On paper, that spot is Jamie Cumming’s. He has not played a match this season and that is unlikely to change. Nathan Baxter has been doing well on loan, but it may be too soon for him to return and create a real challenge for the starting spot.
So Chelsea will have one of two options on the table. They can go with another youth keeper and keep Caballero as the nominal number two with Arrizabalaga fairly unchallenged. The other option is buy a new keeper who can challenge Arrizabalaga more directly as Caballero is pushed into the third seat.

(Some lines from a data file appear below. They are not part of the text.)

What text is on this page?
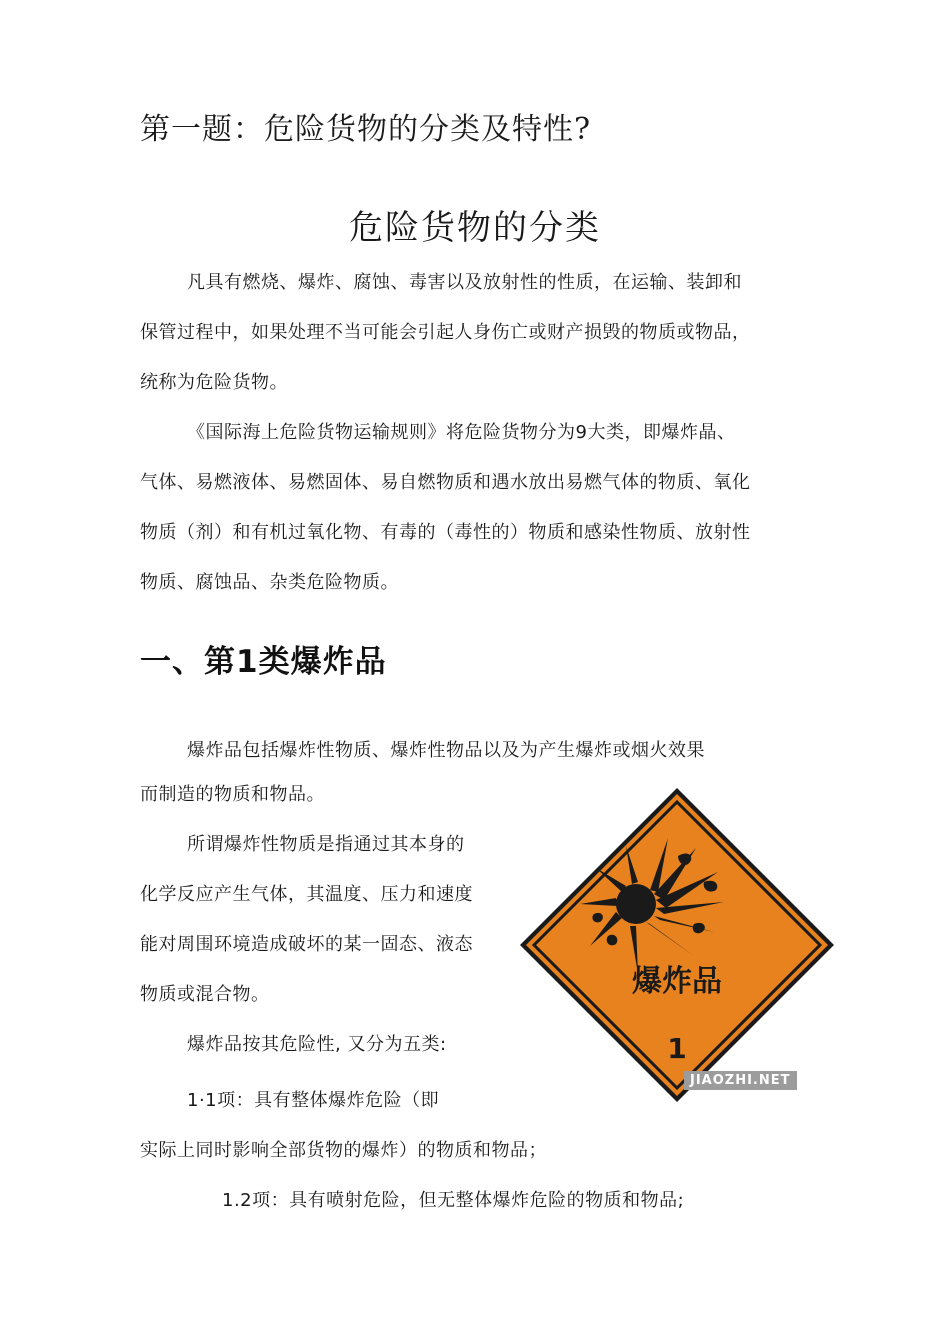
第一题：危险货物的分类及特性?
危险货物的分类
凡具有燃烧、爆炸、腐蚀、毒害以及放射性的性质，在运输、装卸和
保管过程中，如果处理不当可能会引起人身伤亡或财产损毁的物质或物品，
统称为危险货物。
《国际海上危险货物运输规则》将危险货物分为9大类，即爆炸晶、
气体、易燃液体、易燃固体、易自燃物质和遇水放出易燃气体的物质、氧化
物质（剂）和有机过氧化物、有毒的（毒性的）物质和感染性物质、放射性
物质、腐蚀品、杂类危险物质。
一、第1类爆炸品
爆炸品包括爆炸性物质、爆炸性物品以及为产生爆炸或烟火效果
而制造的物质和物品。
所谓爆炸性物质是指通过其本身的
化学反应产生气体，其温度、压力和速度
能对周围环境造成破坏的某一固态、液态
物质或混合物。
爆炸品按其危险性, 又分为五类:
1·1项：具有整体爆炸危险（即
实际上同时影响全部货物的爆炸）的物质和物品；
1.2项：具有喷射危险，但无整体爆炸危险的物质和物品;
爆炸品
1
JIAOZHI.NET
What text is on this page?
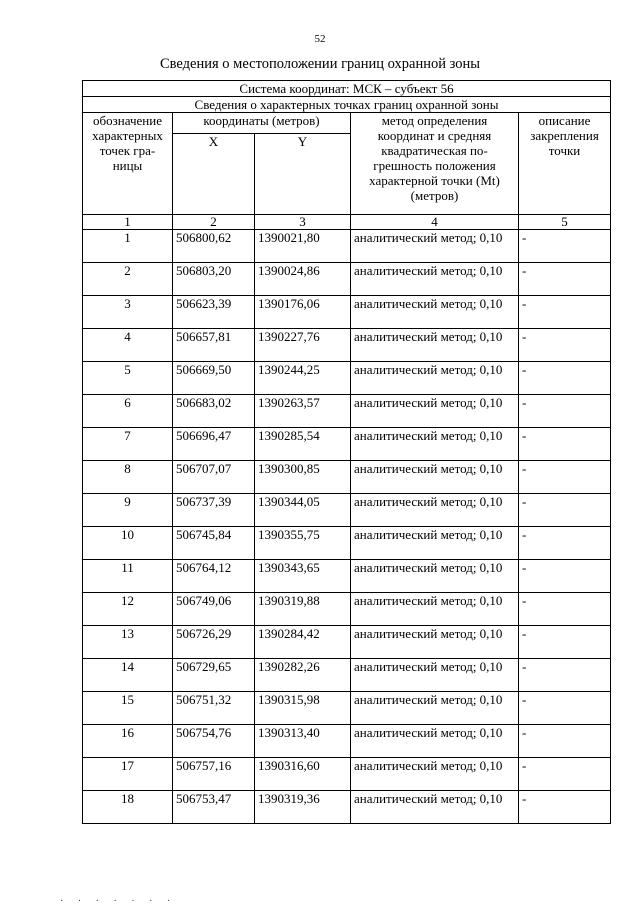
52
Сведения о местоположении границ охранной зоны
Система координат: МСК – субъект 56				
Сведения о характерных точках границ охранной зоны				
обозначение характерных точек гра-ницы	координаты (метров)		метод определения координат и средняя квадратическая по-грешность положения характерной точки (Mt) (метров)	описание закрепления точки
	X	Y		
1	2	3	4	5
1	506800,62	1390021,80	аналитический метод; 0,10	-
2	506803,20	1390024,86	аналитический метод; 0,10	-
3	506623,39	1390176,06	аналитический метод; 0,10	-
4	506657,81	1390227,76	аналитический метод; 0,10	-
5	506669,50	1390244,25	аналитический метод; 0,10	-
6	506683,02	1390263,57	аналитический метод; 0,10	-
7	506696,47	1390285,54	аналитический метод; 0,10	-
8	506707,07	1390300,85	аналитический метод; 0,10	-
9	506737,39	1390344,05	аналитический метод; 0,10	-
10	506745,84	1390355,75	аналитический метод; 0,10	-
11	506764,12	1390343,65	аналитический метод; 0,10	-
12	506749,06	1390319,88	аналитический метод; 0,10	-
13	506726,29	1390284,42	аналитический метод; 0,10	-
14	506729,65	1390282,26	аналитический метод; 0,10	-
15	506751,32	1390315,98	аналитический метод; 0,10	-
16	506754,76	1390313,40	аналитический метод; 0,10	-
17	506757,16	1390316,60	аналитический метод; 0,10	-
18	506753,47	1390319,36	аналитический метод; 0,10	-
· · · · · · ·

That is where Andre Onana comes in. The Blues already have a good relationship with Ajax and with an allegedly low transfer fee, Onana is a no brainer. He will be very direct competition to Arrizabalaga’s playing time. Many may think Chelsea will avoid any situation like that, but the Blues want to be one of the world’s most elite, top tier clubs again. Those clubs, such as Barcelona and Real Madrid, generally have two keepers who could be starting at any other club in the world. The competition makes them both better.
Caballero’s extension has not changed the situation so much as complicated it. The Blues simply need to decide how highly they rank both Arrizabalaga and Caballero before they decide whether to fill that third seat from the top or the bottom.